Wimbledon: What a Line-Call Controversy Tells Us About Technology in the Workplace
This year’s drama on the manicured grass courts of Wimbledon didn’t come from a five-set thriller or a surprise upset. It came from a mistake in the line-calling technology - except it wasn’t the
technology’s fault.
On a crucial point in a match between Britain’s Sonay Kartal and the Russian, Anastasia Pavlyuchenkova, a long backhand by Kartal was not called out by the automated system. Cue the outrage. Pundits, fans, and players piled on, blaming the robotic line judge for getting it wrong. Except it didn’t. It turned out a human had turned it off. The tech was fine. The human interface wasn’t.
Wimbledon has since made a quiet but crucial update: they’ve modified the system so that people can’t accidentally switch it off. It’s a small technical fix - but it reveals something much bigger about our collective relationship with technology. And it holds a powerful lesson for every business trying to navigate the rise of technologies such as AI in the workplace.
The Myth of Machine Infallibility
There’s a curious psychological double standard at play. When humans make mistakes, we shrug: "We’re only human." But when technology slips, we rage: “How could it get that wrong?”
We expect perfection from machines. Especially when they wear the branding of AI, automation, or data science, we assume they’re immune to error. But we forget: most technology still relies on human setup, supervision, and sometimes literal on/off switches.
The truth? Most technological failures aren’t technical at all. They’re human.
It’s Not the Tech. It’s the Touchpoints
This Wimbledon debacle is a perfect analogy for what's happening in many organisations today.
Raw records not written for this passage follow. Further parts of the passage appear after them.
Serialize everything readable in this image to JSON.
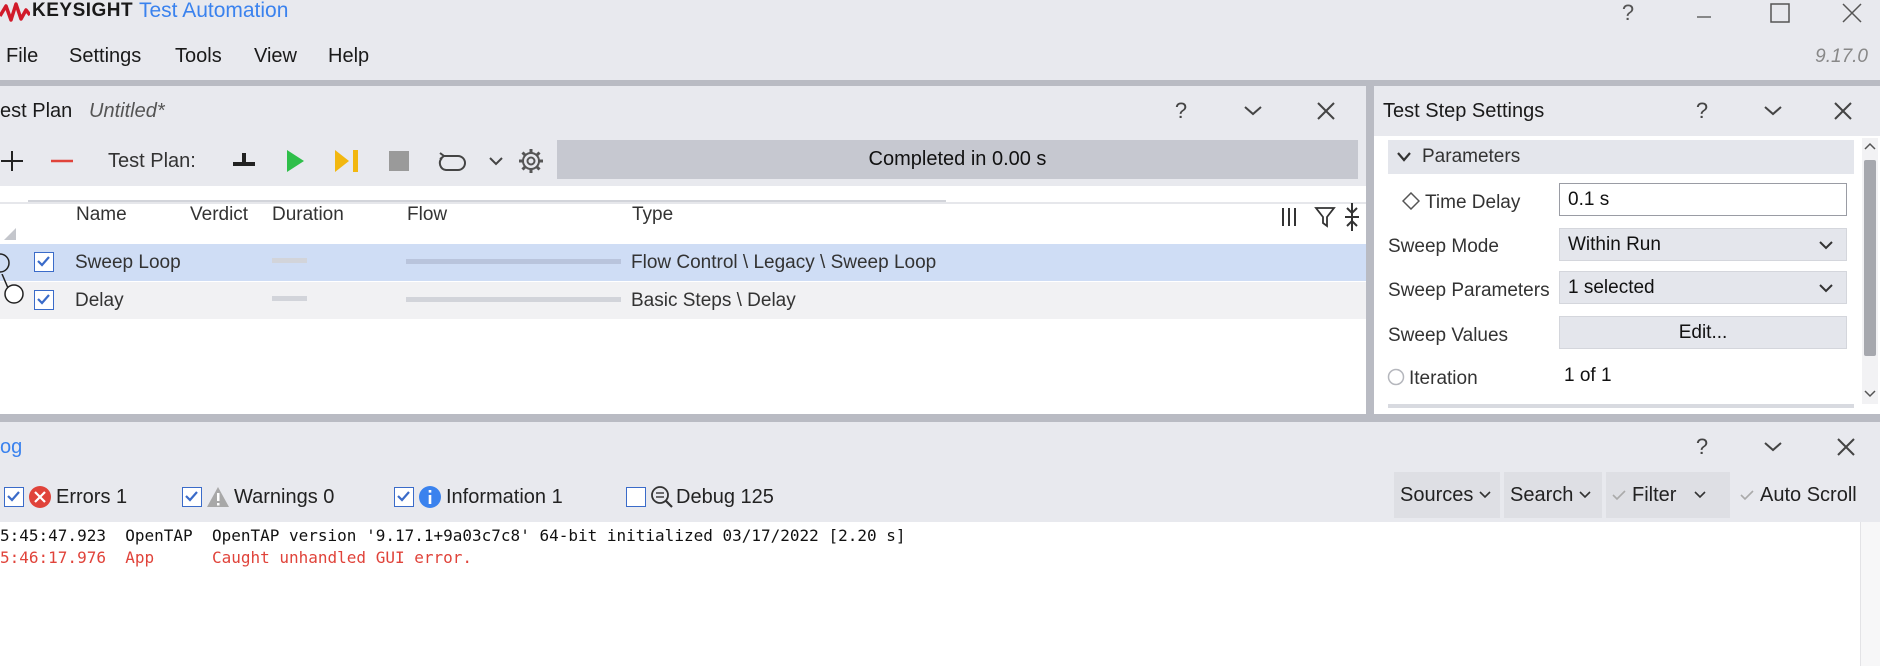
{
  "titlebar": {
    "brand": "KEYSIGHT",
    "app_title": "Test Automation",
    "brand_color": "#d11a2a",
    "accent": "#3a82ee"
  },
  "menu": {
    "items": [
      "File",
      "Settings",
      "Tools",
      "View",
      "Help"
    ],
    "version": "9.17.0"
  },
  "test_plan": {
    "panel_title": "est Plan",
    "file_name": "Untitled*",
    "toolbar_label": "Test Plan:",
    "status": "Completed in 0.00 s",
    "columns": [
      "Name",
      "Verdict",
      "Duration",
      "Flow",
      "Type"
    ],
    "rows": [
      {
        "checked": true,
        "name": "Sweep Loop",
        "type": "Flow Control \\ Legacy \\ Sweep Loop"
      },
      {
        "checked": true,
        "name": "Delay",
        "type": "Basic Steps \\ Delay"
      }
    ]
  },
  "settings": {
    "panel_title": "Test Step Settings",
    "group": "Parameters",
    "time_delay_label": "Time Delay",
    "time_delay_value": "0.1 s",
    "sweep_mode_label": "Sweep Mode",
    "sweep_mode_value": "Within Run",
    "sweep_params_label": "Sweep Parameters",
    "sweep_params_value": "1 selected",
    "sweep_values_label": "Sweep Values",
    "edit_button": "Edit...",
    "iteration_label": "Iteration",
    "iteration_value": "1 of 1"
  },
  "log": {
    "panel_title": "og",
    "filters": {
      "errors": "Errors 1",
      "warnings": "Warnings 0",
      "information": "Information 1",
      "debug": "Debug 125"
    },
    "buttons": {
      "sources": "Sources",
      "search": "Search",
      "filter": "Filter",
      "autoscroll": "Auto Scroll"
    },
    "entries": [
      {
        "time": "5:45:47.923",
        "source": "OpenTAP",
        "message": "OpenTAP version '9.17.1+9a03c7c8' 64-bit initialized 03/17/2022 [2.20 s]",
        "level": "info"
      },
      {
        "time": "5:46:17.976",
        "source": "App",
        "message": "Caught unhandled GUI error.",
        "level": "error"
      }
    ],
    "error_color": "#e0433a"
  }
}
A lot of companies are wary of adopting AI tools in case they get anything wrong. They are testing these tools in a variety of ways, but very few are seriously interrogating the human layer of these systems.
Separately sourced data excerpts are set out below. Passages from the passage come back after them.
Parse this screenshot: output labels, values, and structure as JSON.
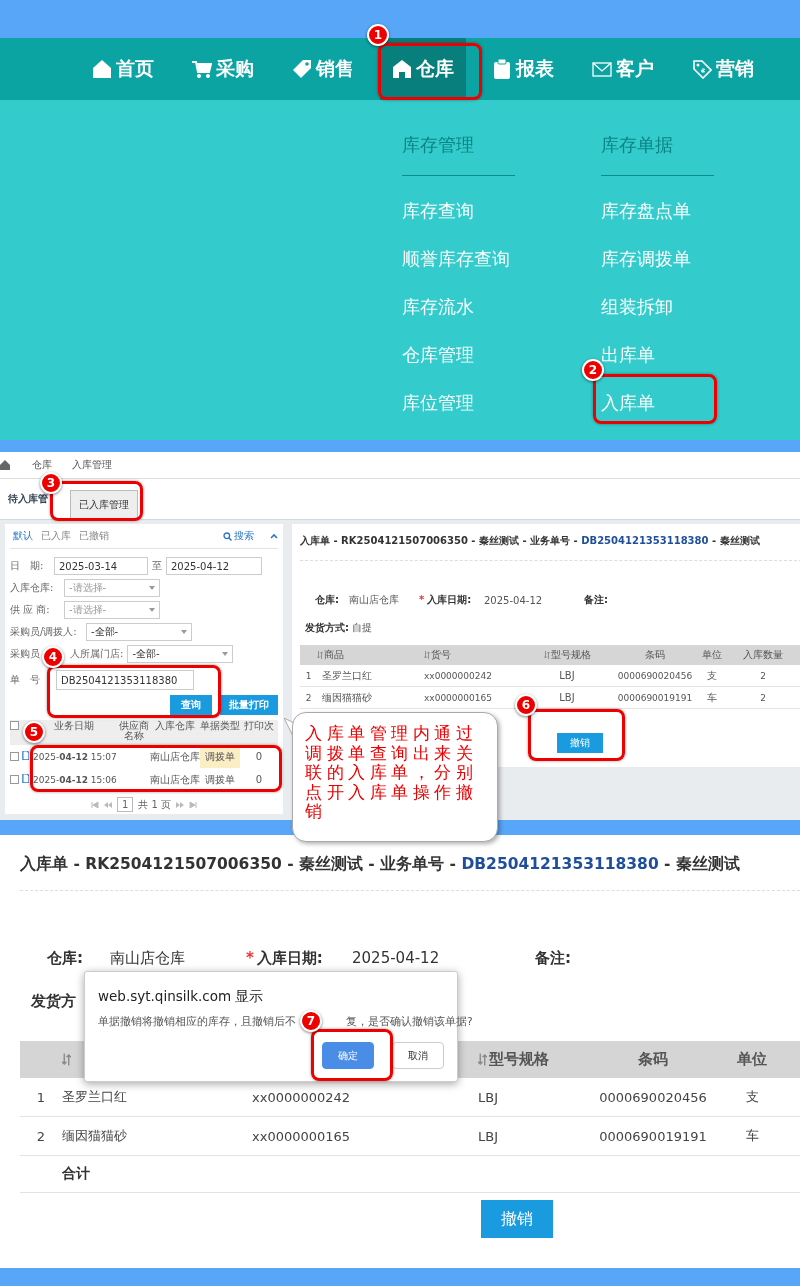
{
  "nav": {
    "items": [
      {
        "label": "首页",
        "selected": false
      },
      {
        "label": "采购",
        "selected": false
      },
      {
        "label": "销售",
        "selected": false
      },
      {
        "label": "仓库",
        "selected": true
      },
      {
        "label": "报表",
        "selected": false
      },
      {
        "label": "客户",
        "selected": false
      },
      {
        "label": "营销",
        "selected": false
      }
    ]
  },
  "menu": {
    "columns": [
      {
        "heading": "库存管理",
        "items": [
          "库存查询",
          "顺誉库存查询",
          "库存流水",
          "仓库管理",
          "库位管理"
        ]
      },
      {
        "heading": "库存单据",
        "items": [
          "库存盘点单",
          "库存调拨单",
          "组装拆卸",
          "出库单",
          "入库单"
        ]
      }
    ]
  },
  "list_screen": {
    "breadcrumb": [
      "仓库",
      "入库管理"
    ],
    "tabs": [
      {
        "label": "待入库管",
        "selected": false
      },
      {
        "label": "已入库管理",
        "selected": true
      }
    ],
    "filters": [
      {
        "label": "默认",
        "selected": true
      },
      {
        "label": "已入库",
        "selected": false
      },
      {
        "label": "已撤销",
        "selected": false
      }
    ],
    "search_link": "搜索",
    "date": {
      "label": "日　期:",
      "from": "2025-03-14",
      "separator": "至",
      "to": "2025-04-12"
    },
    "selects": [
      {
        "label": "入库仓库:",
        "placeholder": "-请选择-"
      },
      {
        "label": "供 应 商:",
        "placeholder": "-请选择-"
      },
      {
        "label": "采购员/调拨人:",
        "value": "-全部-"
      },
      {
        "label": "采购员",
        "label_rest": "人所属门店:",
        "value": "-全部-"
      }
    ],
    "order_no": {
      "label": "单　号",
      "value": "DB2504121353118380"
    },
    "buttons": [
      "查询",
      "批量打印"
    ],
    "table": {
      "header_checked": false,
      "columns": [
        "业务日期",
        "供应商名称",
        "入库仓库",
        "单据类型",
        "打印次"
      ],
      "rows": [
        {
          "checked": false,
          "date": "2025-**04-12** 15:07",
          "warehouse": "南山店仓库",
          "type": "调拨单",
          "highlighted": true,
          "prints": "0"
        },
        {
          "checked": false,
          "date": "2025-**04-12** 15:06",
          "warehouse": "南山店仓库",
          "type": "调拨单",
          "highlighted": false,
          "prints": "0"
        }
      ]
    },
    "pager": {
      "page": "1",
      "total": "共 1 页"
    }
  },
  "detail_small": {
    "title": "入库单 - RK2504121507006350 - 秦丝测试 - 业务单号 - ",
    "title_link": "DB2504121353118380",
    "title_end": " - 秦丝测试",
    "fields": [
      {
        "label": "仓库:",
        "value": "南山店仓库"
      },
      {
        "marker": "*",
        "label": "入库日期:",
        "value": "2025-04-12"
      },
      {
        "label": "备注:"
      }
    ],
    "shipping": {
      "label": "发货方式:",
      "value": "自提"
    },
    "columns": [
      {
        "label": "商品",
        "sortable": true
      },
      {
        "label": "货号",
        "sortable": true
      },
      {
        "label": "型号规格",
        "sortable": true
      },
      {
        "label": "条码",
        "sortable": false
      },
      {
        "label": "单位",
        "sortable": false
      },
      {
        "label": "入库数量",
        "sortable": false
      }
    ],
    "rows": [
      {
        "no": "1",
        "cells": [
          "圣罗兰口红",
          "xx0000000242",
          "LBJ",
          "0000690020456",
          "支",
          "2"
        ]
      },
      {
        "no": "2",
        "cells": [
          "缅因猫猫砂",
          "xx0000000165",
          "LBJ",
          "0000690019191",
          "车",
          "2"
        ]
      }
    ],
    "button": "撤销"
  },
  "callout": {
    "text": "入库单管理内通过调拨单查询出来关联的入库单，分别点开入库单操作撤销"
  },
  "detail_large": {
    "title": "入库单 - RK2504121507006350 - 秦丝测试 - 业务单号 - ",
    "title_link": "DB2504121353118380",
    "title_end": " - 秦丝测试",
    "fields": [
      {
        "label": "仓库:",
        "value": "南山店仓库"
      },
      {
        "marker": "*",
        "label": "入库日期:",
        "value": "2025-04-12"
      },
      {
        "label": "备注:"
      }
    ],
    "shipping": {
      "label": "发货方"
    },
    "columns": [
      {
        "sortable": true
      },
      {},
      {
        "label": "型号规格",
        "sortable": true
      },
      {
        "label": "条码",
        "sortable": false
      },
      {
        "label": "单位",
        "sortable": false
      }
    ],
    "rows": [
      {
        "no": "1",
        "cells": [
          "圣罗兰口红",
          "xx0000000242",
          "LBJ",
          "0000690020456",
          "支"
        ]
      },
      {
        "no": "2",
        "cells": [
          "缅因猫猫砂",
          "xx0000000165",
          "LBJ",
          "0000690019191",
          "车"
        ]
      }
    ],
    "total_label": "合计",
    "button": "撤销"
  },
  "dialog": {
    "origin": "web.syt.qinsilk.com 显示",
    "message": "单据撤销将撤销相应的库存，且撤销后不",
    "message_rest": "复，是否确认撤销该单据?",
    "buttons": [
      {
        "label": "确定",
        "kind": "primary"
      },
      {
        "label": "取消",
        "kind": "secondary"
      }
    ]
  },
  "annotations": [
    {
      "number": "1"
    },
    {
      "number": "2"
    },
    {
      "number": "3"
    },
    {
      "number": "4"
    },
    {
      "number": "5"
    },
    {
      "number": "6"
    },
    {
      "number": "7"
    }
  ]
}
- Do people know how to use them correctly?
- Are the right guard rails in place to prevent misuse or confusion?
- How is the organisation adapting its culture, roles, and expectations around these tools?
Just like line-calling tech, an AI system is only as effective as the people deploying and interacting with it. And just like Wimbledon, organisations will keep running into issues until they acknowledge that people - not the tools - are usually the weak link.
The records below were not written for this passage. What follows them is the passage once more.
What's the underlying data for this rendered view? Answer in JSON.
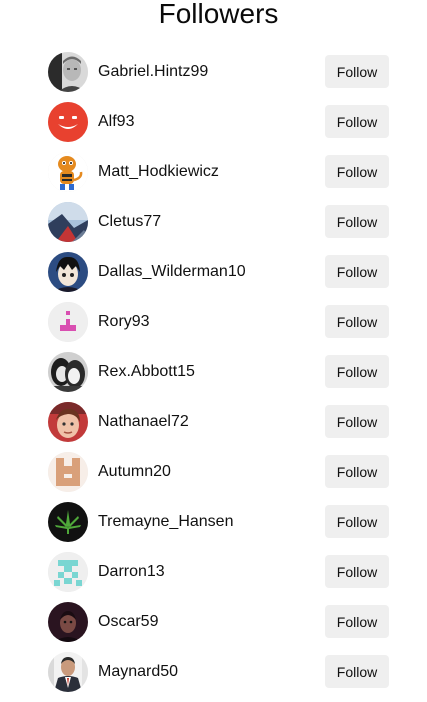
{
  "page": {
    "title": "Followers"
  },
  "follow_label": "Follow",
  "followers": [
    {
      "username": "Gabriel.Hintz99",
      "avatar_icon": "portrait-photo-icon",
      "avatar_colors": [
        "#3a3a3a",
        "#d8d8d8"
      ]
    },
    {
      "username": "Alf93",
      "avatar_icon": "smiley-face-icon",
      "avatar_colors": [
        "#e8412f",
        "#ffffff"
      ]
    },
    {
      "username": "Matt_Hodkiewicz",
      "avatar_icon": "tiger-cartoon-icon",
      "avatar_colors": [
        "#ffffff",
        "#e58a1f"
      ]
    },
    {
      "username": "Cletus77",
      "avatar_icon": "landscape-photo-icon",
      "avatar_colors": [
        "#9fb9d6",
        "#2f3e5c"
      ]
    },
    {
      "username": "Dallas_Wilderman10",
      "avatar_icon": "anime-portrait-icon",
      "avatar_colors": [
        "#2c4c82",
        "#f2e6d8"
      ]
    },
    {
      "username": "Rory93",
      "avatar_icon": "pixel-identicon-icon",
      "avatar_colors": [
        "#efefef",
        "#d94fb1"
      ]
    },
    {
      "username": "Rex.Abbott15",
      "avatar_icon": "couple-photo-icon",
      "avatar_colors": [
        "#d0d0d0",
        "#222222"
      ]
    },
    {
      "username": "Nathanael72",
      "avatar_icon": "selfie-photo-icon",
      "avatar_colors": [
        "#c23a3a",
        "#f0c2a8"
      ]
    },
    {
      "username": "Autumn20",
      "avatar_icon": "pixel-identicon-icon",
      "avatar_colors": [
        "#f7eee8",
        "#d9a07a"
      ]
    },
    {
      "username": "Tremayne_Hansen",
      "avatar_icon": "cannabis-leaf-icon",
      "avatar_colors": [
        "#111111",
        "#4fa83a"
      ]
    },
    {
      "username": "Darron13",
      "avatar_icon": "pixel-identicon-icon",
      "avatar_colors": [
        "#efefef",
        "#7ad6d2"
      ]
    },
    {
      "username": "Oscar59",
      "avatar_icon": "dark-portrait-photo-icon",
      "avatar_colors": [
        "#2a1420",
        "#c49080"
      ]
    },
    {
      "username": "Maynard50",
      "avatar_icon": "man-in-suit-photo-icon",
      "avatar_colors": [
        "#f2f2f2",
        "#c0392b"
      ]
    }
  ]
}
Cultural Mismatch > Technical Glitch
Beyond training, there’s a deeper challenge:cultural readiness.
Introducing AI into the workplace isn’t just a productivity boost. It’s a psychological shift. It challenges long-held assumptions about expertise, creativity, and even job security. It forces teams
to rethink what they value in human work and how they collaborate with non-human colleagues.
If that cultural adaptation doesn’t happen,the tech will stall. Or worse, it will be blamed unfairly when something goes wrong.
The opportunity
Technology such as AI offer so much to augmenthuman potential, but that augmentation depends on two things: robust, practical training on the tools themselves, and deep cultural work to ensure people are ready to change how they work, learn, and lead.
Because when it comes to AI in the workplace, the question isn’t
“Can we trust the technology?” It’s “Can we trust ourselves to work with it in the best way?”